Milhares de trabalhadores estiveram este sábado nas ruas de Lisboa e do Porto, no âmbito da manifestação nacional convocada pela CGTP-IN, com o seu líder, Tiago Oliveira, a frisar que a luta contra o pacote laboral vai intensificar-se, «assumindo todas as formas que a situação imponha».
O secretário-geral da Inter começou por enquadrar a iniciativa como «mais um dia de luta, de afirmação, de combate», deixando a garantia de que a central sindical «não irá, em nenhum momento, claudicar perante qualquer ataque que vise retirar direitos».
Reforçando que o pacote laboral representa «uma alteração profunda nas relações de trabalho», Tiago Oliveira enumerou pilares negativos da proposta, como «a normalização da precariedade, a facilitação do recurso ao outsourcing, a desregulação ainda maior dos horários de trabalho com a introdução do banco de horas individual, o ataque ao direito à greve, o ataque aos sindicatos e à liberdade sindical, a facilitação ainda maior dos despedimentos».
Face às movimentações recentes do Governo, que tem excluído a CGTP-IN de reuniões sobre a revisão do Código do Trabalho, apesar da massiva greve geral de 11 de Dezembro e de outras acções, como as mais de 192 mil assinaturas de rejeição do pacote laboral que a Inter entregou recentemente ao primeiro-ministro, Tiago Oliveira acusa o executivo de não saber conviver com o regime democrático. «Temos um Governo que lida mal com o regime democrático, que falseia a verdade, que não ouve nem quer ouvir os trabalhadores, que está comprometido com os grandes grupos económicos», acusou.
Relativamente às alegadas críticas de que a central se teria auto-excluído das negociações, assumiu claramente: «não é verdade». «Eles não querem aceitar a nossa posição de combater retrocessos. Exigimos sim, discutir avanços.

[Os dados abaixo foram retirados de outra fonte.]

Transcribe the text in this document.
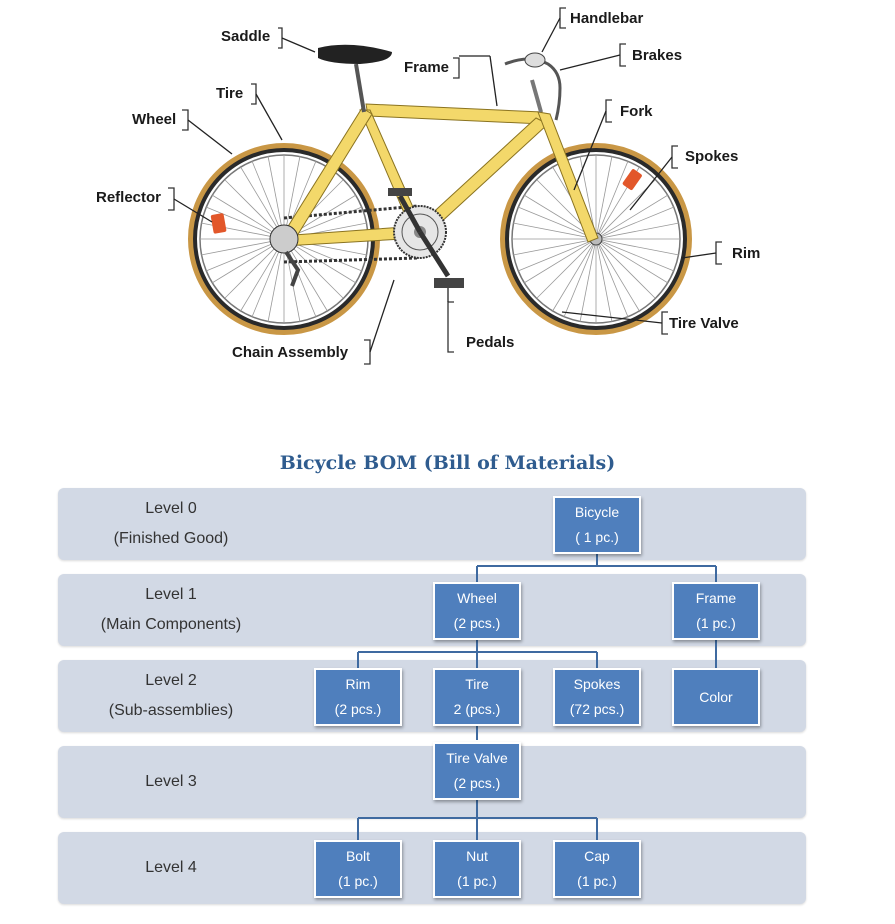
Saddle
Tire
Wheel
Reflector
Chain Assembly
Pedals
Frame
Handlebar
Brakes
Fork
Spokes
Rim
Tire Valve
Bicycle BOM (Bill of Materials)
Level 0
(Finished Good)
Level 1
(Main Components)
Level 2
(Sub-assemblies)
Level 3
Level 4
Bicycle
( 1 pc.)
Wheel
(2 pcs.)
Frame
(1 pc.)
Rim
(2 pcs.)
Tire
2 (pcs.)
Spokes
(72 pcs.)
Color
Tire Valve
(2 pcs.)
Bolt
(1 pc.)
Nut
(1 pc.)
Cap
(1 pc.)
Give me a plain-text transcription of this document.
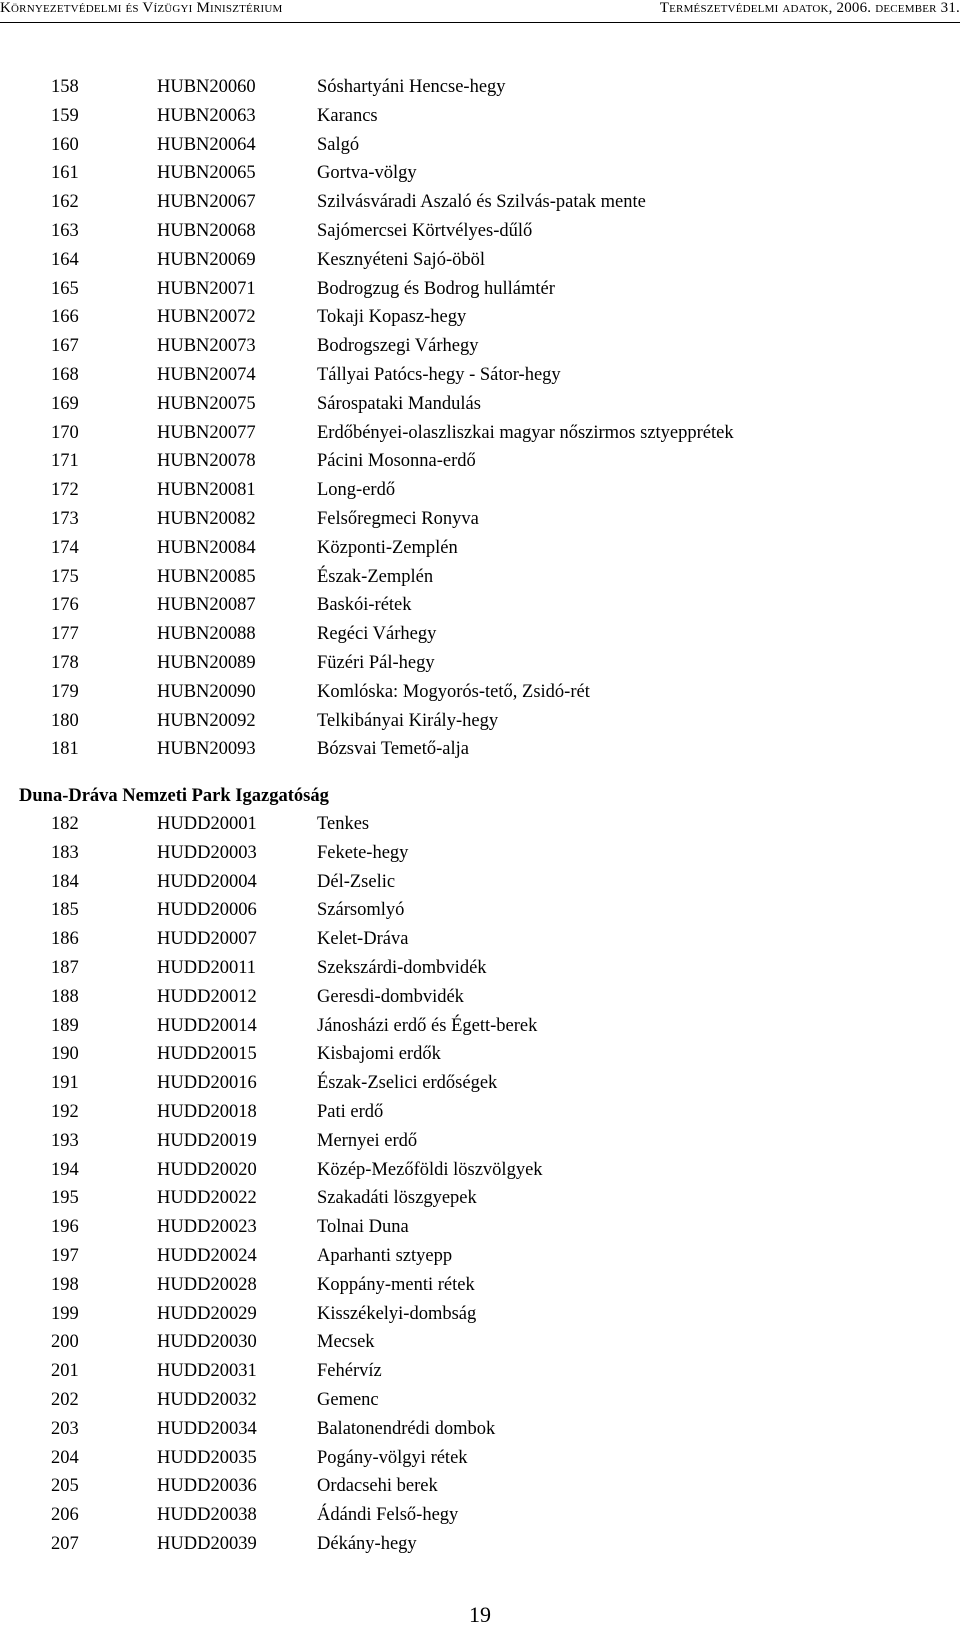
Környezetvédelmi és Vízügyi Minisztérium	Természetvédelmi adatok, 2006. december 31.
158	HUBN20060	Sóshartyáni Hencse-hegy
159	HUBN20063	Karancs
160	HUBN20064	Salgó
161	HUBN20065	Gortva-völgy
162	HUBN20067	Szilvásváradi Aszaló és Szilvás-patak mente
163	HUBN20068	Sajómercsei Körtvélyes-dűlő
164	HUBN20069	Kesznyéteni Sajó-öböl
165	HUBN20071	Bodrogzug és Bodrog hullámtér
166	HUBN20072	Tokaji Kopasz-hegy
167	HUBN20073	Bodrogszegi Várhegy
168	HUBN20074	Tállyai Patócs-hegy - Sátor-hegy
169	HUBN20075	Sárospataki Mandulás
170	HUBN20077	Erdőbényei-olaszliszkai magyar nőszirmos sztyepprétek
171	HUBN20078	Pácini Mosonna-erdő
172	HUBN20081	Long-erdő
173	HUBN20082	Felsőregmeci Ronyva
174	HUBN20084	Központi-Zemplén
175	HUBN20085	Észak-Zemplén
176	HUBN20087	Baskói-rétek
177	HUBN20088	Regéci Várhegy
178	HUBN20089	Füzéri Pál-hegy
179	HUBN20090	Komlóska: Mogyorós-tető, Zsidó-rét
180	HUBN20092	Telkibányai Király-hegy
181	HUBN20093	Bózsvai Temető-alja
Duna-Dráva Nemzeti Park Igazgatóság
182	HUDD20001	Tenkes
183	HUDD20003	Fekete-hegy
184	HUDD20004	Dél-Zselic
185	HUDD20006	Szársomlyó
186	HUDD20007	Kelet-Dráva
187	HUDD20011	Szekszárdi-dombvidék
188	HUDD20012	Geresdi-dombvidék
189	HUDD20014	Jánosházi erdő és Égett-berek
190	HUDD20015	Kisbajomi erdők
191	HUDD20016	Észak-Zselici erdőségek
192	HUDD20018	Pati erdő
193	HUDD20019	Mernyei erdő
194	HUDD20020	Közép-Mezőföldi löszvölgyek
195	HUDD20022	Szakadáti löszgyepek
196	HUDD20023	Tolnai Duna
197	HUDD20024	Aparhanti sztyepp
198	HUDD20028	Koppány-menti rétek
199	HUDD20029	Kisszékelyi-dombság
200	HUDD20030	Mecsek
201	HUDD20031	Fehérvíz
202	HUDD20032	Gemenc
203	HUDD20034	Balatonendrédi dombok
204	HUDD20035	Pogány-völgyi rétek
205	HUDD20036	Ordacsehi berek
206	HUDD20038	Ádándi Felső-hegy
207	HUDD20039	Dékány-hegy
19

Isso é que lhes dói», acrescentou.
O dirigente sindical estendeu as denúncias a outras áreas da governação, apontando a «degradação dos serviços públicos» como parte de um mesmo «ataque concertado», referindo-se ao Serviço Nacional de Saúde, à Escola Pública e à justiça, mas também a sectores estratégicos.

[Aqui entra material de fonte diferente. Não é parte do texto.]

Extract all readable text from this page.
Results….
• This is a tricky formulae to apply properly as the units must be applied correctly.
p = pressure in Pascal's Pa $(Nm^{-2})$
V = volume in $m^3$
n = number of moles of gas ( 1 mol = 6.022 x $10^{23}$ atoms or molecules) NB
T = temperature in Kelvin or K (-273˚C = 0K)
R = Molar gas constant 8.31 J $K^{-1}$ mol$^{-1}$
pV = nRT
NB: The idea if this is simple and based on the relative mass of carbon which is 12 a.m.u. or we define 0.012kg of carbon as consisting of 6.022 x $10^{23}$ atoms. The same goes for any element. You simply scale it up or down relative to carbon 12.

«Que mais exemplos precisamos quando vemos a sede privatizadora da TAP, abdicando de mais uma empresa estratégica para o País? Ou a intenção de concessionar a privados as linhas mais rentáveis da CP?», questionou, alertando para o risco de se repetir «o exemplo bem concreto da Fertagus que não responde aos anseios da população».

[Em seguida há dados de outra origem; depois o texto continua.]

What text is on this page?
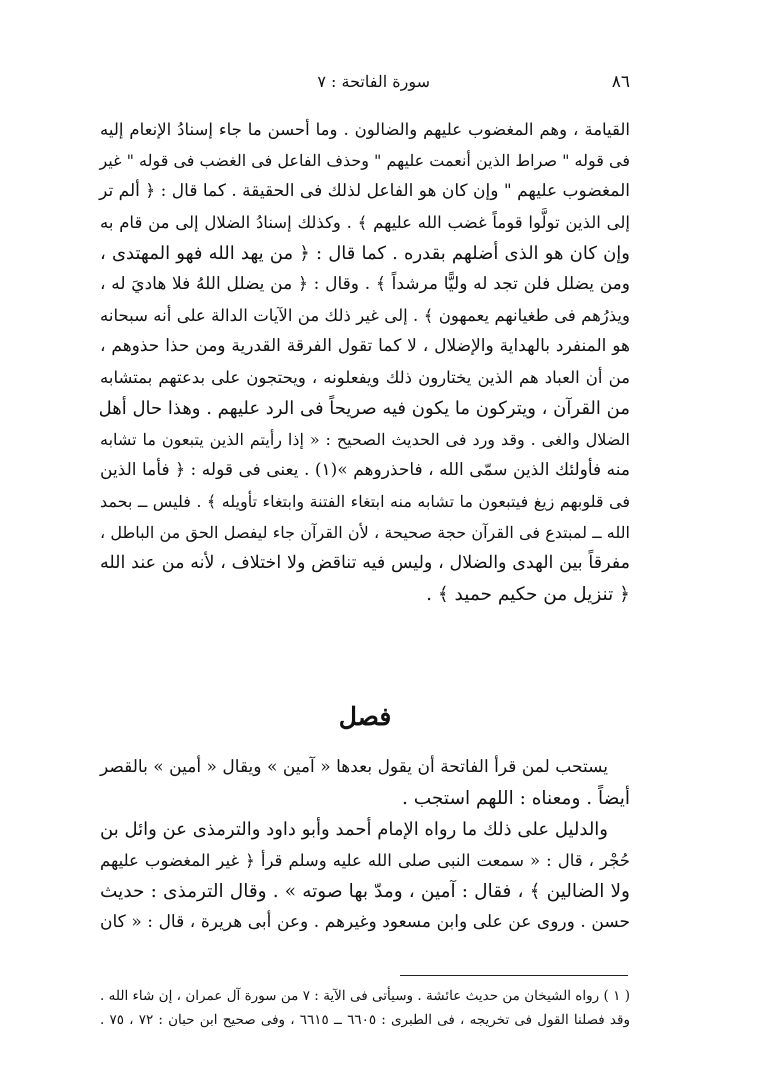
٨٦
سورة الفاتحة : ٧
القيامة ، وهم المغضوب عليهم والضالون . وما أحسن ما جاء إسنادُ الإنعام إليه
فى قوله " صراط الذين أنعمت عليهم " وحذف الفاعل فى الغضب فى قوله " غير
المغضوب عليهم " وإن كان هو الفاعل لذلك فى الحقيقة . كما قال : ﴿ ألم تر
إلى الذين تولَّوا قوماً غضب الله عليهم ﴾ . وكذلك إسنادُ الضلال إلى من قام به
وإن كان هو الذى أضلهم بقدره . كما قال : ﴿ من يهد الله فهو المهتدى ،
ومن يضلل فلن تجد له وليًّا مرشداً ﴾ . وقال : ﴿ من يضلل اللهُ فلا هاديَ له ،
ويذرُهم فى طغيانهم يعمهون ﴾ . إلى غير ذلك من الآيات الدالة على أنه سبحانه
هو المنفرد بالهداية والإضلال ، لا كما تقول الفرقة القدرية ومن حذا حذوهم ،
من أن العباد هم الذين يختارون ذلك ويفعلونه ، ويحتجون على بدعتهم بمتشابه
من القرآن ، ويتركون ما يكون فيه صريحاً فى الرد عليهم . وهذا حال أهل
الضلال والغى . وقد ورد فى الحديث الصحيح : « إذا رأيتم الذين يتبعون ما تشابه
منه فأولئك الذين سمّى الله ، فاحذروهم »(١) . يعنى فى قوله : ﴿ فأما الذين
فى قلوبهم زيغ فيتبعون ما تشابه منه ابتغاء الفتنة وابتغاء تأويله ﴾ . فليس ــ بحمد
الله ــ لمبتدع فى القرآن حجة صحيحة ، لأن القرآن جاء ليفصل الحق من الباطل ،
مفرقاً بين الهدى والضلال ، وليس فيه تناقض ولا اختلاف ، لأنه من عند الله
﴿ تنزيل من حكيم حميد ﴾ .
فصل
يستحب لمن قرأ الفاتحة أن يقول بعدها « آمين » ويقال « أمين » بالقصر
أيضاً . ومعناه : اللهم استجب .
والدليل على ذلك ما رواه الإمام أحمد وأبو داود والترمذى عن وائل بن
حُجْر ، قال : « سمعت النبى صلى الله عليه وسلم قرأ ﴿ غير المغضوب عليهم
ولا الضالين ﴾ ، فقال : آمين ، ومدّ بها صوته » . وقال الترمذى : حديث
حسن . وروى عن على وابن مسعود وغيرهم . وعن أبى هريرة ، قال : « كان
( ١ ) رواه الشيخان من حديث عائشة . وسيأتى فى الآية : ٧ من سورة آل عمران ، إن شاء الله .
وقد فصلنا القول فى تخريجه ، فى الطبرى : ٦٦٠٥ ــ ٦٦١٥ ، وفى صحيح ابن حبان : ٧٢ ، ٧٥ .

Tiago Oliveira usou ainda o exemplo recente dos apoios às vítimas das tempestades para ilustrar a sua tese. Criticou a decisão do Governo de recuar no pagamento do lay-off a 100%, reduzindo-o para 66%. «Cá está. Opções políticas. Diz-me com quem andas, dir-te-ei quem és. E este Governo não anda com quem trabalha», rematou.
Anunciando a presença da CGTP-IN na reunião plenária da Concertação Social, na próxima terça-feira, 3 de Março, o dirigente deixou claro que o objectivo é «reafirmar propostas» e negociar «a alteração que se impõe na legislação laboral, para melhor e não para pior».
Apesar da intenção do Governo, de levar o pacote laboral para a Assembleia da República, onde se prevê o apoio de partidos como o Chega e a Iniciativa Liberal, o líder sindical mostrou-se confiante: «Uma coisa é evidente, podem fazer todos os cenários, mas aquilo que é e será determinante é a luta de quem trabalha.»